Monday, March 21, 2011

War on Libya: Saving Civilians, Of Course

A holy coalition of former colonial powers led by the Big Gun, which humbly call themselves “international community,” has picked Libya for a target. For the mass consumption, the cause is “humanitarian” – saving Libyan civilians from their dictator. By brute military force, of course. If the people who are to be “saved” get harmed by the saviour, that will be the usual “collateral damage”. Of course.

As in the recent bellicose precedents, the infamous one being Iraq eight years ago, global media of mass informing demonstrate, of course, freedom of press. This an unfathomable freedom of worshipping marching orders issued by the US State Department and the UK Foreign Office. For example, the BBC World News keeps playing a fill-rouge announced as the first interview of Colonel Gaddafi to Western media. But there is no interview to see, just a brief sketch of Gaddafi saying to a journalist that he (the journalist) does not understand the Libyan system and the war in it. And that’s it. Ah yes, spiced up by assertion that BBC takes all angles. Of source, it does, as long as it’s the angle of the UK government. If Gaddafi’s statement is idiotic, BBC’s method of “all angled-coverage” is a perfect match. The selection of “experts” and other details clearly demonstrate that old methods of brain programming is back again in full swing. At BBC, CNN, elsewhere... As if the Iraq scam never happened!

I have no sympathy for Libya’s long-time dictator Gaddafi. His good deeds for the mass population of Libya are now buried in the far past. After overthrowing the monarchy in 1969, he was a populist leader who used oil revenues for public good. But he stayed in power for too long, trampling the internal tribal divisions by brute force. I visited Libya in the 1980s. I found a country with eerily emptish public squares, covered with gigantic portraits of the leader of Libya’s “green revolution.” Most people walking on streets were men. Police was everywhere. I kept away from them.

I was especially on the lookout for BMWs with no license plates. I knew their owners were Gaddafi’s revolutionary guards who had extremely broad discretionary rights. Guys with that hair style and sun glasses, a replica of the revolution leader. I’ve suffered their jerky bite right at my entry to Libya at the Tripoli airport. For about one and a half hours, a young guy with a bushy, curly hair searched me, yelled at me, and kept asking who I was and where I was going. All this in spite of the fact that I had a valid business visa. Like a parrot, I was promptly spitting back demanded answers. But to no avail. The scary guy was in for teaching me a lesson in revolutionary piety. This included humiliation (he stripped me naked while searching me “for dollars” that, of course, all "spies" were supposed to have). Piety and fear, did he teach me. No, I do not have sympathies for such a regime. Gaddafi stayed in power far too long, and enjoyed far too much of power. Any power corrupts and big, prolonged power corrupts most.
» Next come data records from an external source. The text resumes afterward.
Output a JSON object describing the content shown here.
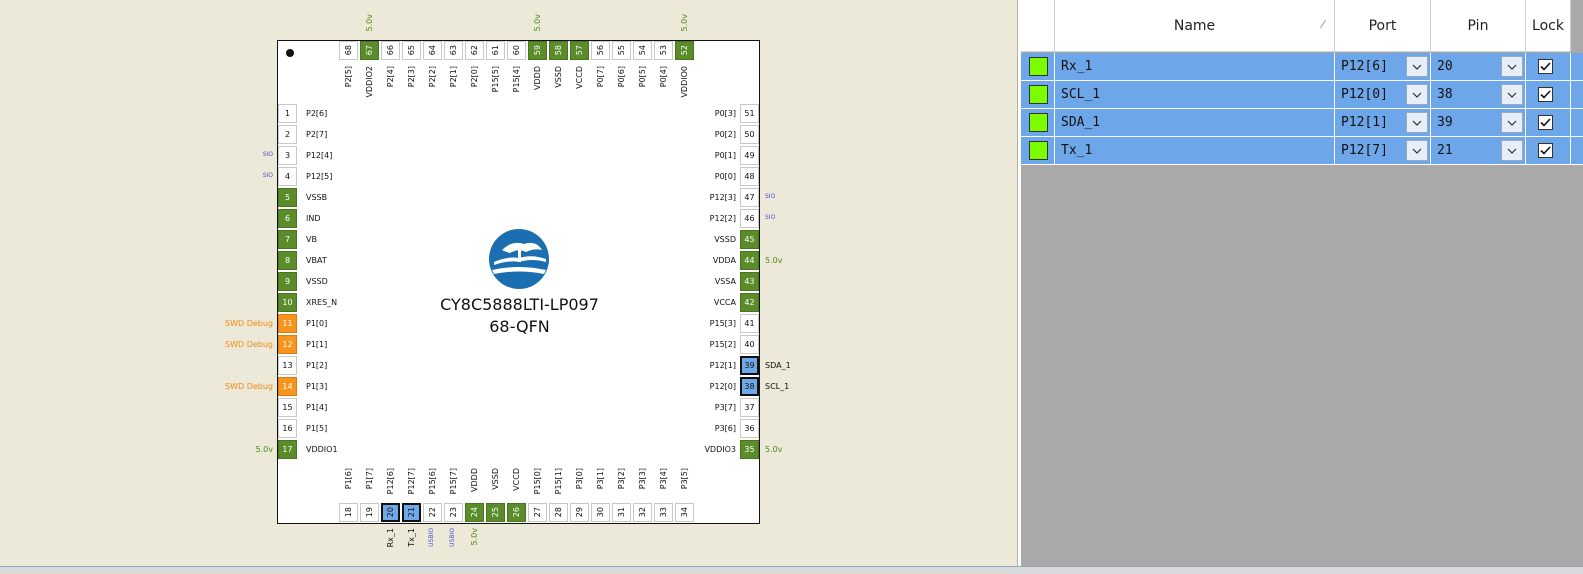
{
  "chip": {
    "name": "CY8C5888LTI-LP097",
    "package": "68-QFN",
    "left_pins": [
      {
        "num": "1",
        "label": "P2[6]",
        "type": "normal",
        "ext": "",
        "ext_color": ""
      },
      {
        "num": "2",
        "label": "P2[7]",
        "type": "normal",
        "ext": "",
        "ext_color": ""
      },
      {
        "num": "3",
        "label": "P12[4]",
        "type": "normal",
        "ext": "SIO",
        "ext_color": "blue"
      },
      {
        "num": "4",
        "label": "P12[5]",
        "type": "normal",
        "ext": "SIO",
        "ext_color": "blue"
      },
      {
        "num": "5",
        "label": "VSSB",
        "type": "power",
        "ext": "",
        "ext_color": ""
      },
      {
        "num": "6",
        "label": "IND",
        "type": "power",
        "ext": "",
        "ext_color": ""
      },
      {
        "num": "7",
        "label": "VB",
        "type": "power",
        "ext": "",
        "ext_color": ""
      },
      {
        "num": "8",
        "label": "VBAT",
        "type": "power",
        "ext": "",
        "ext_color": ""
      },
      {
        "num": "9",
        "label": "VSSD",
        "type": "power",
        "ext": "",
        "ext_color": ""
      },
      {
        "num": "10",
        "label": "XRES_N",
        "type": "power",
        "ext": "",
        "ext_color": ""
      },
      {
        "num": "11",
        "label": "P1[0]",
        "type": "swd",
        "ext": "SWD Debug",
        "ext_color": "orange"
      },
      {
        "num": "12",
        "label": "P1[1]",
        "type": "swd",
        "ext": "SWD Debug",
        "ext_color": "orange"
      },
      {
        "num": "13",
        "label": "P1[2]",
        "type": "normal",
        "ext": "",
        "ext_color": ""
      },
      {
        "num": "14",
        "label": "P1[3]",
        "type": "swd",
        "ext": "SWD Debug",
        "ext_color": "orange"
      },
      {
        "num": "15",
        "label": "P1[4]",
        "type": "normal",
        "ext": "",
        "ext_color": ""
      },
      {
        "num": "16",
        "label": "P1[5]",
        "type": "normal",
        "ext": "",
        "ext_color": ""
      },
      {
        "num": "17",
        "label": "VDDIO1",
        "type": "power",
        "ext": "5.0v",
        "ext_color": "green"
      }
    ],
    "right_pins": [
      {
        "num": "51",
        "label": "P0[3]",
        "type": "normal",
        "ext": "",
        "ext_color": ""
      },
      {
        "num": "50",
        "label": "P0[2]",
        "type": "normal",
        "ext": "",
        "ext_color": ""
      },
      {
        "num": "49",
        "label": "P0[1]",
        "type": "normal",
        "ext": "",
        "ext_color": ""
      },
      {
        "num": "48",
        "label": "P0[0]",
        "type": "normal",
        "ext": "",
        "ext_color": ""
      },
      {
        "num": "47",
        "label": "P12[3]",
        "type": "normal",
        "ext": "SIO",
        "ext_color": "blue"
      },
      {
        "num": "46",
        "label": "P12[2]",
        "type": "normal",
        "ext": "SIO",
        "ext_color": "blue"
      },
      {
        "num": "45",
        "label": "VSSD",
        "type": "power",
        "ext": "",
        "ext_color": ""
      },
      {
        "num": "44",
        "label": "VDDA",
        "type": "power",
        "ext": "5.0v",
        "ext_color": "green"
      },
      {
        "num": "43",
        "label": "VSSA",
        "type": "power",
        "ext": "",
        "ext_color": ""
      },
      {
        "num": "42",
        "label": "VCCA",
        "type": "power",
        "ext": "",
        "ext_color": ""
      },
      {
        "num": "41",
        "label": "P15[3]",
        "type": "normal",
        "ext": "",
        "ext_color": ""
      },
      {
        "num": "40",
        "label": "P15[2]",
        "type": "normal",
        "ext": "",
        "ext_color": ""
      },
      {
        "num": "39",
        "label": "P12[1]",
        "type": "sel",
        "ext": "SDA_1",
        "ext_color": "black"
      },
      {
        "num": "38",
        "label": "P12[0]",
        "type": "sel",
        "ext": "SCL_1",
        "ext_color": "black"
      },
      {
        "num": "37",
        "label": "P3[7]",
        "type": "normal",
        "ext": "",
        "ext_color": ""
      },
      {
        "num": "36",
        "label": "P3[6]",
        "type": "normal",
        "ext": "",
        "ext_color": ""
      },
      {
        "num": "35",
        "label": "VDDIO3",
        "type": "power",
        "ext": "5.0v",
        "ext_color": "green"
      }
    ],
    "top_pins": [
      {
        "num": "68",
        "label": "P2[5]",
        "type": "normal",
        "ext": "",
        "ext_color": ""
      },
      {
        "num": "67",
        "label": "VDDIO2",
        "type": "power",
        "ext": "5.0v",
        "ext_color": "green"
      },
      {
        "num": "66",
        "label": "P2[4]",
        "type": "normal",
        "ext": "",
        "ext_color": ""
      },
      {
        "num": "65",
        "label": "P2[3]",
        "type": "normal",
        "ext": "",
        "ext_color": ""
      },
      {
        "num": "64",
        "label": "P2[2]",
        "type": "normal",
        "ext": "",
        "ext_color": ""
      },
      {
        "num": "63",
        "label": "P2[1]",
        "type": "normal",
        "ext": "",
        "ext_color": ""
      },
      {
        "num": "62",
        "label": "P2[0]",
        "type": "normal",
        "ext": "",
        "ext_color": ""
      },
      {
        "num": "61",
        "label": "P15[5]",
        "type": "normal",
        "ext": "",
        "ext_color": ""
      },
      {
        "num": "60",
        "label": "P15[4]",
        "type": "normal",
        "ext": "",
        "ext_color": ""
      },
      {
        "num": "59",
        "label": "VDDD",
        "type": "power",
        "ext": "5.0v",
        "ext_color": "green"
      },
      {
        "num": "58",
        "label": "VSSD",
        "type": "power",
        "ext": "",
        "ext_color": ""
      },
      {
        "num": "57",
        "label": "VCCD",
        "type": "power",
        "ext": "",
        "ext_color": ""
      },
      {
        "num": "56",
        "label": "P0[7]",
        "type": "normal",
        "ext": "",
        "ext_color": ""
      },
      {
        "num": "55",
        "label": "P0[6]",
        "type": "normal",
        "ext": "",
        "ext_color": ""
      },
      {
        "num": "54",
        "label": "P0[5]",
        "type": "normal",
        "ext": "",
        "ext_color": ""
      },
      {
        "num": "53",
        "label": "P0[4]",
        "type": "normal",
        "ext": "",
        "ext_color": ""
      },
      {
        "num": "52",
        "label": "VDDIO0",
        "type": "power",
        "ext": "5.0v",
        "ext_color": "green"
      }
    ],
    "bottom_pins": [
      {
        "num": "18",
        "label": "P1[6]",
        "type": "normal",
        "ext": "",
        "ext_color": ""
      },
      {
        "num": "19",
        "label": "P1[7]",
        "type": "normal",
        "ext": "",
        "ext_color": ""
      },
      {
        "num": "20",
        "label": "P12[6]",
        "type": "sel",
        "ext": "Rx_1",
        "ext_color": "black"
      },
      {
        "num": "21",
        "label": "P12[7]",
        "type": "sel",
        "ext": "Tx_1",
        "ext_color": "black"
      },
      {
        "num": "22",
        "label": "P15[6]",
        "type": "normal",
        "ext": "USBIO",
        "ext_color": "blue"
      },
      {
        "num": "23",
        "label": "P15[7]",
        "type": "normal",
        "ext": "USBIO",
        "ext_color": "blue"
      },
      {
        "num": "24",
        "label": "VDDD",
        "type": "power",
        "ext": "5.0v",
        "ext_color": "green"
      },
      {
        "num": "25",
        "label": "VSSD",
        "type": "power",
        "ext": "",
        "ext_color": ""
      },
      {
        "num": "26",
        "label": "VCCD",
        "type": "power",
        "ext": "",
        "ext_color": ""
      },
      {
        "num": "27",
        "label": "P15[0]",
        "type": "normal",
        "ext": "",
        "ext_color": ""
      },
      {
        "num": "28",
        "label": "P15[1]",
        "type": "normal",
        "ext": "",
        "ext_color": ""
      },
      {
        "num": "29",
        "label": "P3[0]",
        "type": "normal",
        "ext": "",
        "ext_color": ""
      },
      {
        "num": "30",
        "label": "P3[1]",
        "type": "normal",
        "ext": "",
        "ext_color": ""
      },
      {
        "num": "31",
        "label": "P3[2]",
        "type": "normal",
        "ext": "",
        "ext_color": ""
      },
      {
        "num": "32",
        "label": "P3[3]",
        "type": "normal",
        "ext": "",
        "ext_color": ""
      },
      {
        "num": "33",
        "label": "P3[4]",
        "type": "normal",
        "ext": "",
        "ext_color": ""
      },
      {
        "num": "34",
        "label": "P3[5]",
        "type": "normal",
        "ext": "",
        "ext_color": ""
      }
    ]
  },
  "table": {
    "headers": {
      "name": "Name",
      "port": "Port",
      "pin": "Pin",
      "lock": "Lock"
    },
    "rows": [
      {
        "name": "Rx_1",
        "port": "P12[6]",
        "pin": "20",
        "locked": true
      },
      {
        "name": "SCL_1",
        "port": "P12[0]",
        "pin": "38",
        "locked": true
      },
      {
        "name": "SDA_1",
        "port": "P12[1]",
        "pin": "39",
        "locked": true
      },
      {
        "name": "Tx_1",
        "port": "P12[7]",
        "pin": "21",
        "locked": true
      }
    ]
  },
  "colors": {
    "power": "#5b8c2a",
    "swd": "#f7941d",
    "selected": "#6fa8e8",
    "signal": "#7cfc00"
  }
}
But if I do not like Libya’s dictator it does not give me a right to remove him. If the US and its allies do not like Gaddafi, they still do not have a right to remove him from power. Only Libyans have that right. Policing their or anyone else’s home from the outside is unacceptable in international relationships among sovereign countries. If sovereignty shouldn’t give dictators a license to kill, this doesn’t mean that the international tailors of limited sovereignty can grab such license for themselves. The United Nations is not the united states but an organization of states that are supposed to be equal before the international law. That is the golden principle. Whenever it is violated with a blessing of The United Nations, this organization loses a boulder in its foundations.

Of course, the war on Libya by the trigger happy coalition has nothing to do with saving civilians. First, based on the attacker’s logic, some Libyans should not be saved because they cooperate with the dictator. Therefore, if these perish in the air attacks, so much the better. But this changes the programming formula into “saving some civilians.”
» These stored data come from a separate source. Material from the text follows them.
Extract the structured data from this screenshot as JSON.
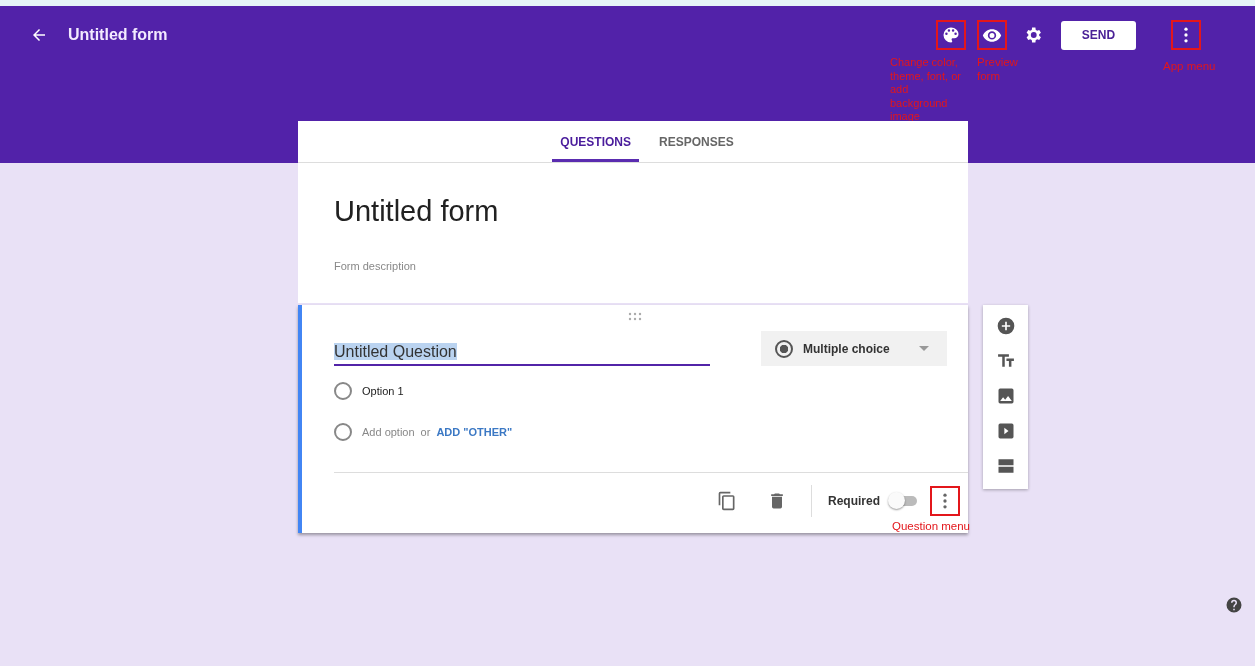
{
  "header": {
    "title": "Untitled form",
    "actions": [
      {
        "kind": "palette",
        "annotation": "Change color, theme, font, or add background image"
      },
      {
        "kind": "eye",
        "annotation": "Preview form"
      },
      {
        "kind": "gear"
      },
      {
        "kind": "send",
        "label": "SEND"
      },
      {
        "kind": "more",
        "annotation": "App menu"
      }
    ]
  },
  "tabs": [
    {
      "label": "QUESTIONS",
      "selected": true
    },
    {
      "label": "RESPONSES",
      "selected": false
    }
  ],
  "form": {
    "title": "Untitled form",
    "description_placeholder": "Form description"
  },
  "question": {
    "title": "Untitled Question",
    "title_highlighted": true,
    "type": "Multiple choice",
    "options": [
      {
        "label": "Option 1",
        "selected": false
      }
    ],
    "add_option": "Add option",
    "add_option_selected": false,
    "or": "or",
    "add_other": "ADD \"OTHER\"",
    "required_label": "Required",
    "required": false,
    "menu_annotation": "Question menu"
  }
}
Second, Libya has lots of oil and of high quality oil, which is always an attractive stake to grab. Gaddafi nationalized the oil sources and barred Big Oil out of the country. A never forgiven sin! Would it not be more convenient to install a puppet government in Libya and rush in to exploit rich oil reserves to make fat pocketbooks of Big Oil even fetter? Of course, it would.

Third, Libya is so strategically positioned that keeping naval bases there gives a huge advantage to the keeper. Both the UK and the US had a military presence in Libya when it was a kingdom. This was the period right after Libya gained independence from the former colonial masters, the UK and France. Of course, these are now partners in the attacking coalition.
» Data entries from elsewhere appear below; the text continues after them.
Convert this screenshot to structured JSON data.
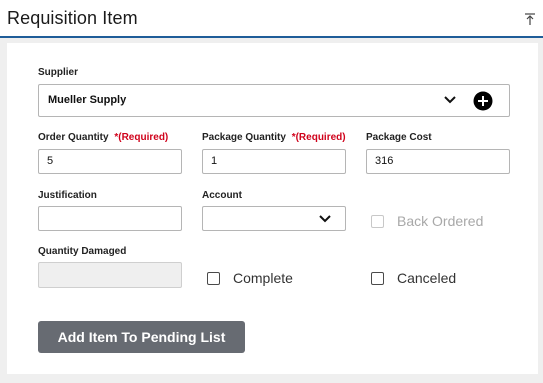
{
  "header": {
    "title": "Requisition Item",
    "collapse_icon": "collapse-up-icon"
  },
  "form": {
    "supplier": {
      "label": "Supplier",
      "value": "Mueller Supply",
      "chevron_icon": "chevron-down-icon",
      "add_icon": "add-circle-icon"
    },
    "order_quantity": {
      "label": "Order Quantity",
      "required_text": "*(Required)",
      "value": "5"
    },
    "package_quantity": {
      "label": "Package Quantity",
      "required_text": "*(Required)",
      "value": "1"
    },
    "package_cost": {
      "label": "Package Cost",
      "value": "316"
    },
    "justification": {
      "label": "Justification",
      "value": ""
    },
    "account": {
      "label": "Account",
      "value": "",
      "chevron_icon": "chevron-down-icon"
    },
    "back_ordered": {
      "label": "Back Ordered",
      "checked": false,
      "disabled": true
    },
    "quantity_damaged": {
      "label": "Quantity Damaged",
      "value": "",
      "disabled": true
    },
    "complete": {
      "label": "Complete",
      "checked": false
    },
    "canceled": {
      "label": "Canceled",
      "checked": false
    },
    "add_button_label": "Add Item To Pending List"
  },
  "colors": {
    "accent_border": "#1f5d99",
    "required": "#d0021b",
    "button_bg": "#676b72",
    "page_bg": "#efefef"
  }
}
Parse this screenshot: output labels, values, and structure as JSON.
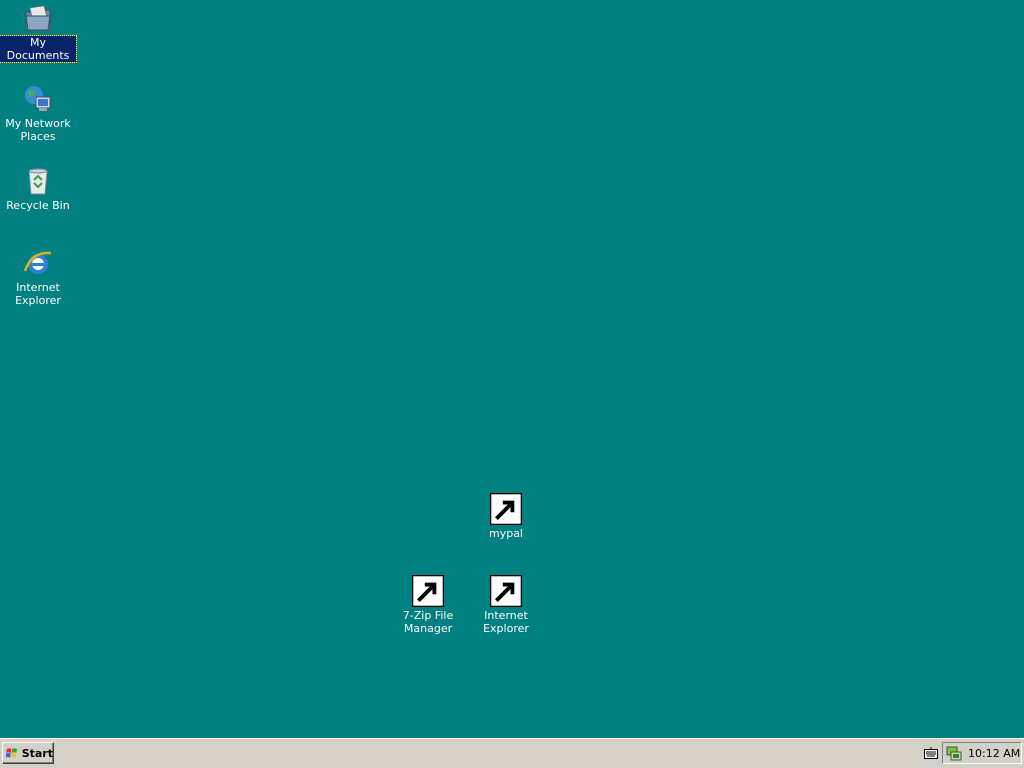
{
  "desktop": {
    "icons": [
      {
        "label": "My Documents"
      },
      {
        "label": "My Network Places"
      },
      {
        "label": "Recycle Bin"
      },
      {
        "label": "Internet Explorer"
      },
      {
        "label": "mypal"
      },
      {
        "label": "7-Zip File Manager"
      },
      {
        "label": "Internet Explorer"
      }
    ],
    "colors": {
      "background": "#008080",
      "selection": "#0a246a"
    }
  },
  "taskbar": {
    "start_label": "Start",
    "clock": "10:12 AM"
  }
}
Fourth, the peoples’ unrest in the Arab world has got out of control of the Big Gun. Influencing directly the outcome of the civil war in Libya gives a chance to influence political developments in Libya and around. Diplomacy is a tedious business, of course. Putting a military muscle at work warrants quicker solutions in policing.

And fifth, the victim is familiar. The Big Gun already attacked Libya in 1986 and a number of times in undeclared, swift actions calculated at reducing defense capabilities of the country. All in all, it follows that even the programming formula “saving some civilians” needs adjustment. How’s this: “saving some civilians eligible for serving Big Oil and Big Gun?”